Background
Mild traumatic brain injury (mTBI) is common in civilians and highly prevalent among military service members. mTBI can increase health risk behaviors (e.g., sensation seeking, impulsivity) and addiction risk (e.g., for alcohol use disorder (AUD)), but how mTBI and substance use might interact to promote addiction risk remains poorly understood. Likewise, potential differences in single vs. repetitive mTBI in relation to alcohol use/abuse have not been previously examined.
Methods
Here, we examined how a history of single (1×) or repetitive (3×) blast exposure (blast‐mTBI) affects ethanol (EtOH)‐induced behavioral and physiological outcomes using an established mouse model of blast‐mTBI. To investigate potential translational relevance, we also examined self‐report responses to the Alcohol Use Disorders Identification Test‐Consumption questions (AUDIT‐C), a widely used measure to identify potential hazardous drinking and AUD, and used a novel unsupervised machine learning approach to investigate whether a history of blast‐mTBI affected drinking behaviors in Iraq/Afghanistan Veterans.
Results
Both single and repetitive blast‐mTBI in mice increased the sedative properties of EtOH (with no change in tolerance or metabolism), but only repetitive blast potentiated EtOH‐induced locomotor stimulation and shifted EtOH intake patterns. Specifically, mice exposed to repetitive blasts showed increased consumption “front‐loading” (e.g., a higher rate of consumption during an initial 2‐h acute phase of a 24‐h alcohol access period and decreased total daily intake) during an intermittent 2‐bottle choice condition.
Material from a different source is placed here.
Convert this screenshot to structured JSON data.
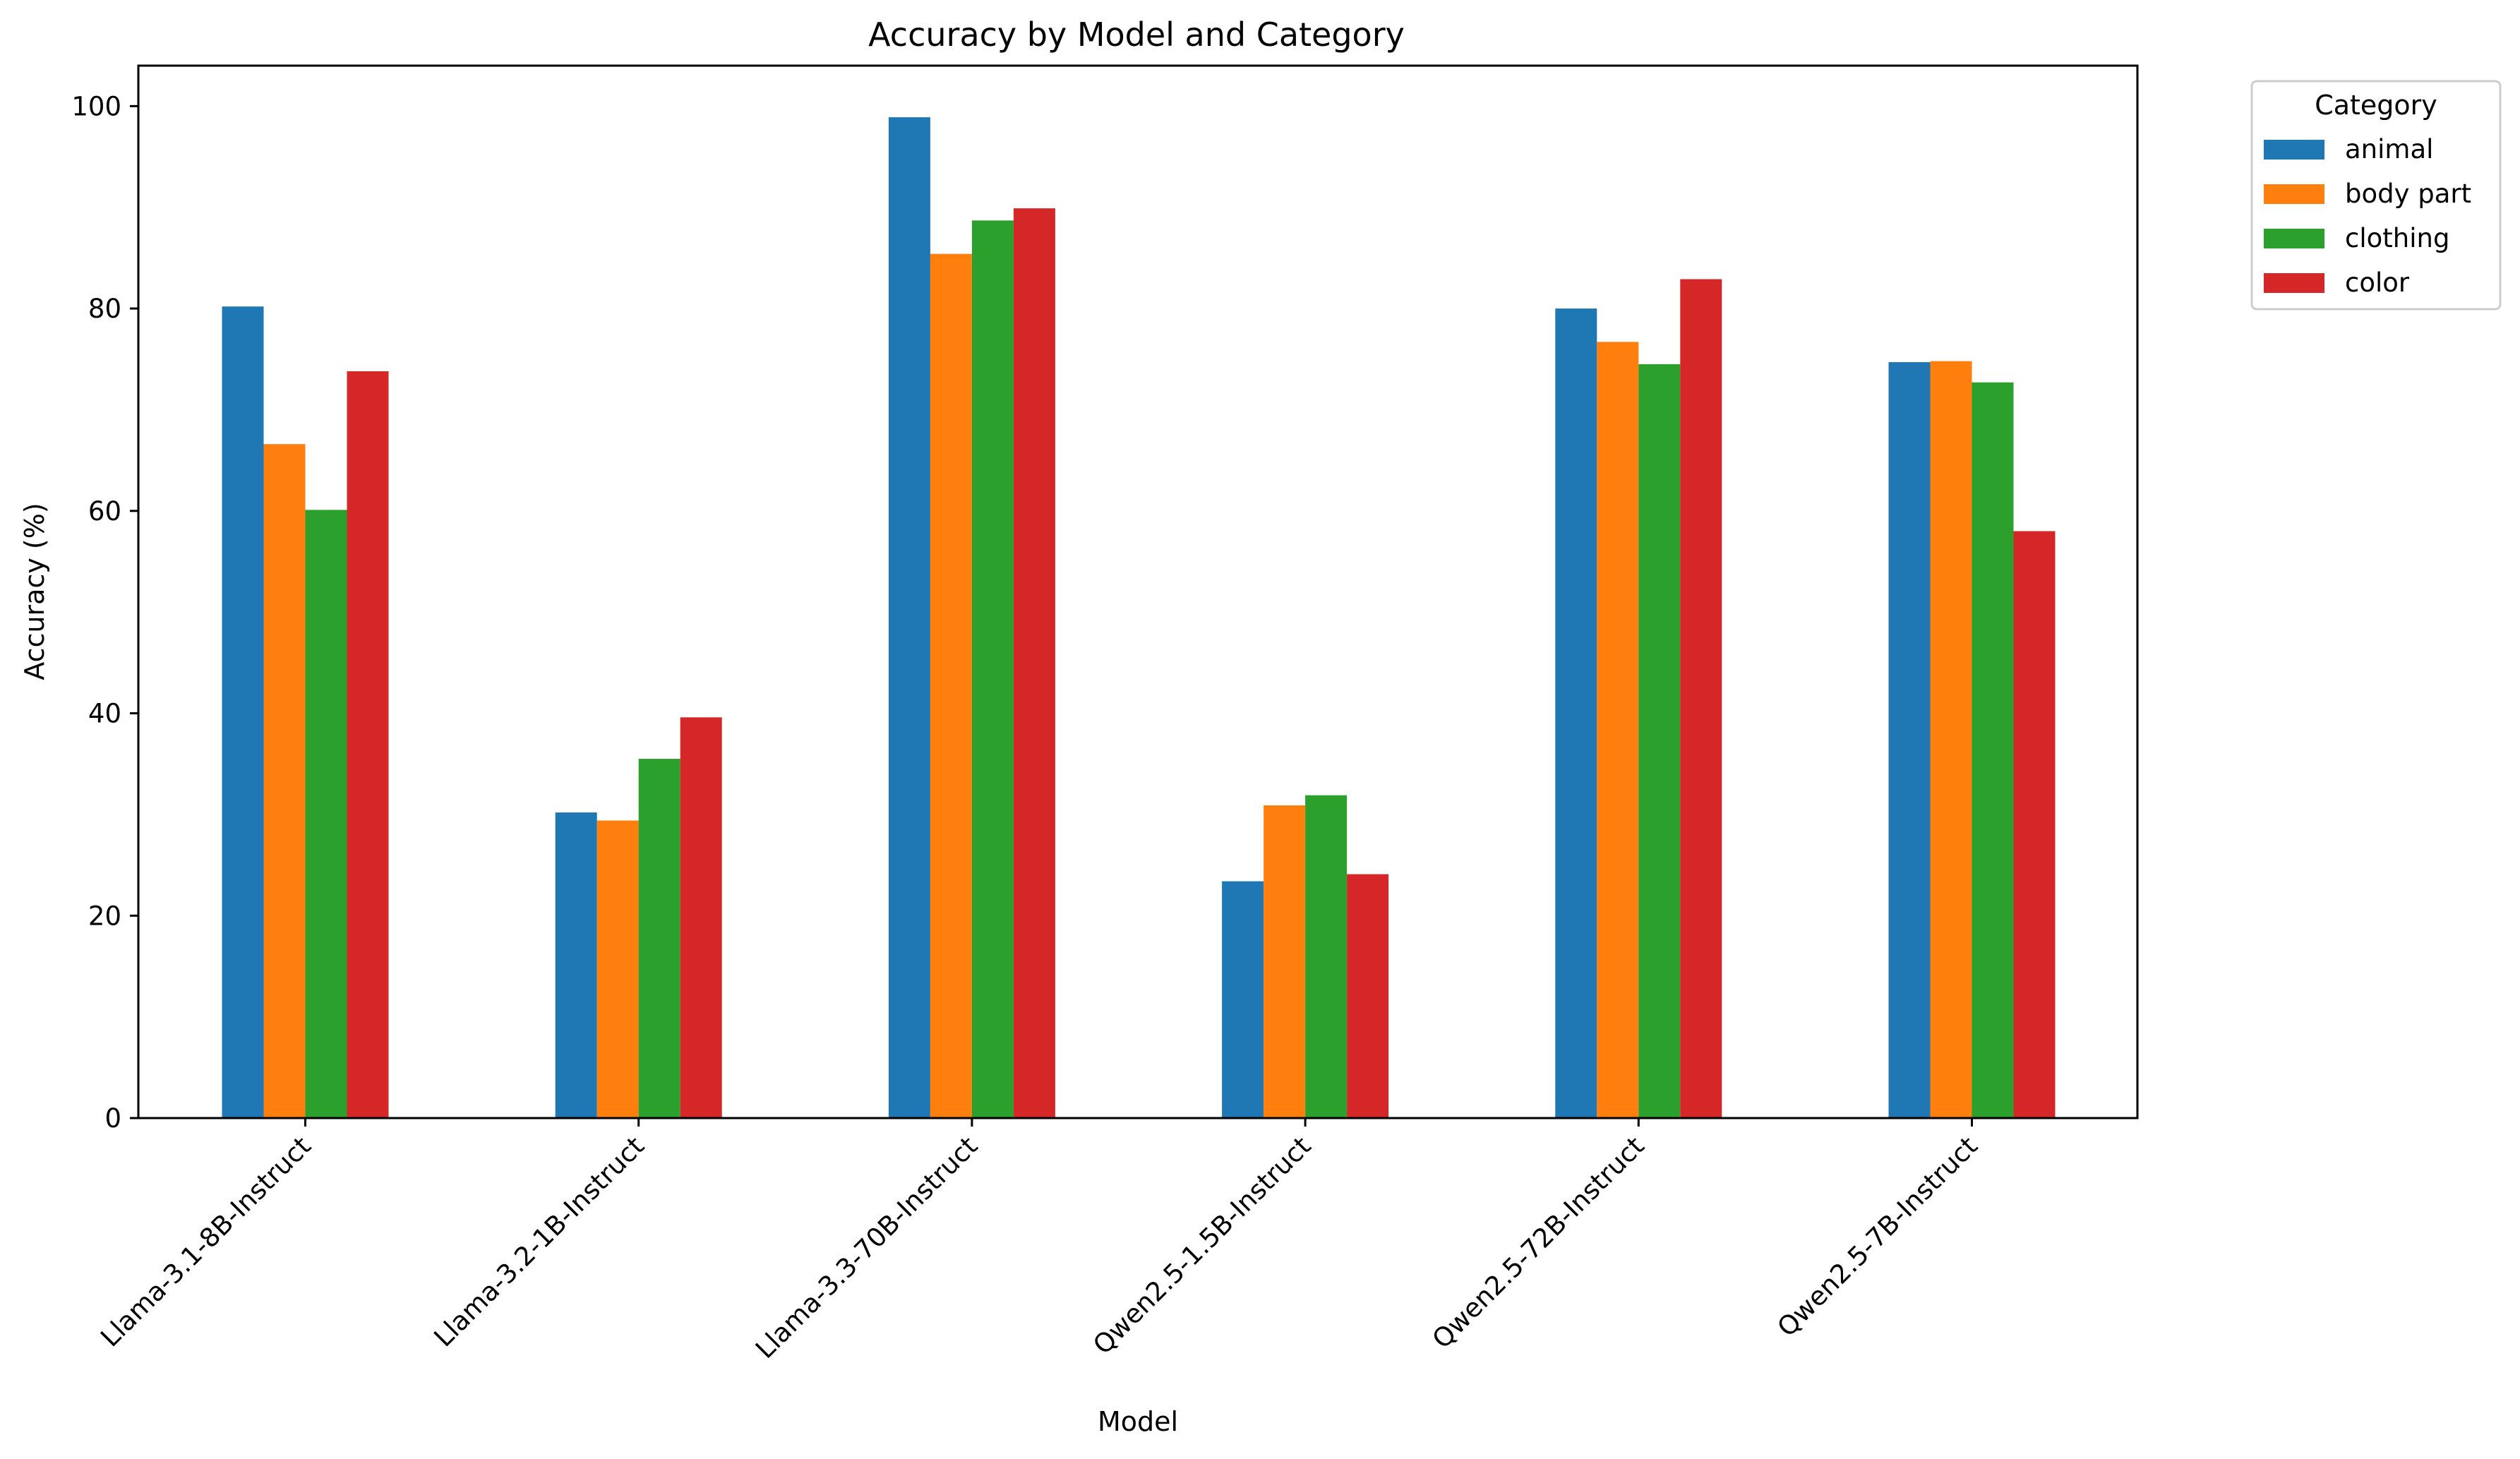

Examination of AUDIT‐C scores in Iraq/Afghanistan Veterans revealed an optimal 3‐cluster solution: “low” (low intake and low frequency), “frequent” (low intake and high frequency), and “risky” (high intake and high frequency), where Veterans with a history of blast‐mTBI displayed a shift in cluster assignment from “frequent” to “risky,” as compared to Veterans who were deployed to Iraq/Afghanistan but had no lifetime history of TBI.
Conclusions
Together, these results offer new insight into how blast‐mTBI may give increase AUD risk and highlight the increased potential for adverse health risk behaviors following repetitive blast‐mTBI.